Relator Desclieux Ferreira da Silva Júnior reforçou que valores bloqueados via Sisbajud seguem sob competência do juízo universal.
A 7ª Câmara Cível do TJ-GO decidiu que o bloqueio de ativos financeiros realizado antes do início de uma recuperação judicial não confere ao credor o direito automático de levantar os valores, caso não tenha ocorrido a expropriação (ato de retirar o bem do patrimônio do devedor para satisfazer a dívida). O colegiado, por unanimidade, rejeitou o recurso de um banco e manteve a decisão proferida na recuperação judicial de produtores rurais de Hidrolândia/GO, assegurando também a permanência de máquinas agrícolas com os devedores por serem essenciais à continuidade da atividade rural.
No recurso, o banco argumentou que a constrição dos ativos via Sisbajud havia ocorrido antes do processamento da recuperação judicial e, por esse motivo, não poderia ser desconstituída. Em contrapartida, os produtores rurais sustentaram que, como o crédito estava sujeito à recuperação e não havia ato expropriatório consumado, a competência para decidir sobre a destinação dos valores seria do juízo universal (o juízo responsável por centralizar todas as decisões sobre o patrimônio da empresa em recuperação).
Ao analisar o caso, o relator, juiz de Direito Desclieux Ferreira da Silva Júnior, diferenciou a validade do bloqueio da efetiva satisfação do crédito. Segundo o magistrado, uma constrição realizada regularmente antes da recuperação permanece válida, mas isso não implica que o credor tenha adquirido o direito de receber o dinheiro imediatamente.
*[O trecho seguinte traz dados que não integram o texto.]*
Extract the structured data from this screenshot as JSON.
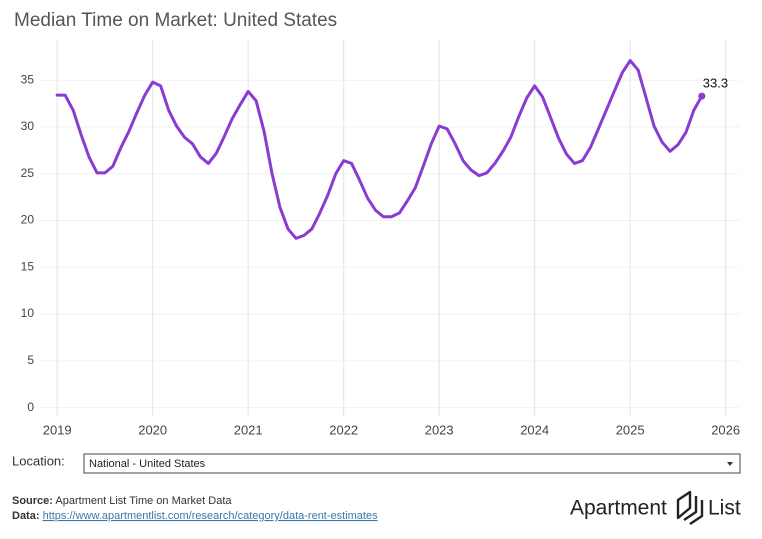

No caso em questão, embora os ativos estivessem bloqueados antes do processamento da recuperação, os valores permaneciam apenas indisponíveis, sem levantamento pelo banco ou outro ato definitivo de expropriação.
O relator destacou que o bloqueio judicial funciona como medida destinada a assegurar a execução, enquanto a satisfação do crédito ocorre com a efetiva entrega do numerário ao credor. Assim, enquanto não concluída a expropriação, a destinação dos valores fica submetida ao juízo recuperacional. Para o colegiado, permitir o levantamento apenas pela anterioridade do bloqueio possibilitaria a satisfação individual de um credor em prejuízo dos demais, contrariando os princípios da universalidade do concurso e da preservação da empresa.
O banco também sustentava que o crédito executado seria extraconcursal (fora do processo de recuperação) por decorrer de Cédula de Produto Rural – CPR garantida por penhor agrícola. A tese foi rejeitada pelo tribunal. Segundo o voto, a exclusão prevista no art. 11 da lei 8.929/94 não abrange indistintamente toda CPR garantida por penhor, mas hipóteses específicas, como CPR com liquidação física e antecipação parcial ou integral do preço ou representativa de operação de troca por insumos.
No processo, a execução tinha como título CPR com liquidação financeira, sem demonstração de enquadramento nas exceções legais. Como o fato gerador da obrigação era anterior ao pedido recuperacional, o colegiado concluiu que o crédito estava sujeito à recuperação judicial, conforme orientação do STJ no Tema Repetitivo 1.051.
Outro ponto discutido envolveu equipamentos agrícolas dados em alienação fiduciária. Embora os créditos com esse tipo de garantia sejam extraconcursais, o TJ/GO ressaltou que o art. 49, §3º, da lei 11.101/05 impede, durante o stay period (período de suspensão das cobranças), a retirada do estabelecimento do devedor de bens de capital essenciais à atividade empresarial.
No caso, estavam em discussão uma embutidora de grãos, uma extratora de grãos e um pulverizador agrícola automotriz Uniport 2030, vinculados a Cédulas de Crédito Bancário BNDES/Finame. Segundo o relator, os equipamentos participavam diretamente das etapas de armazenamento, manejo e pulverização da produção, e sua retirada imediata poderia comprometer a continuidade da atividade rural.
O colegiado ressaltou que a manutenção temporária das máquinas com os produtores não elimina a garantia fiduciária nem inclui o crédito no plano de recuperação. A medida apenas posterga a retomada dos bens durante o período legal de suspensão.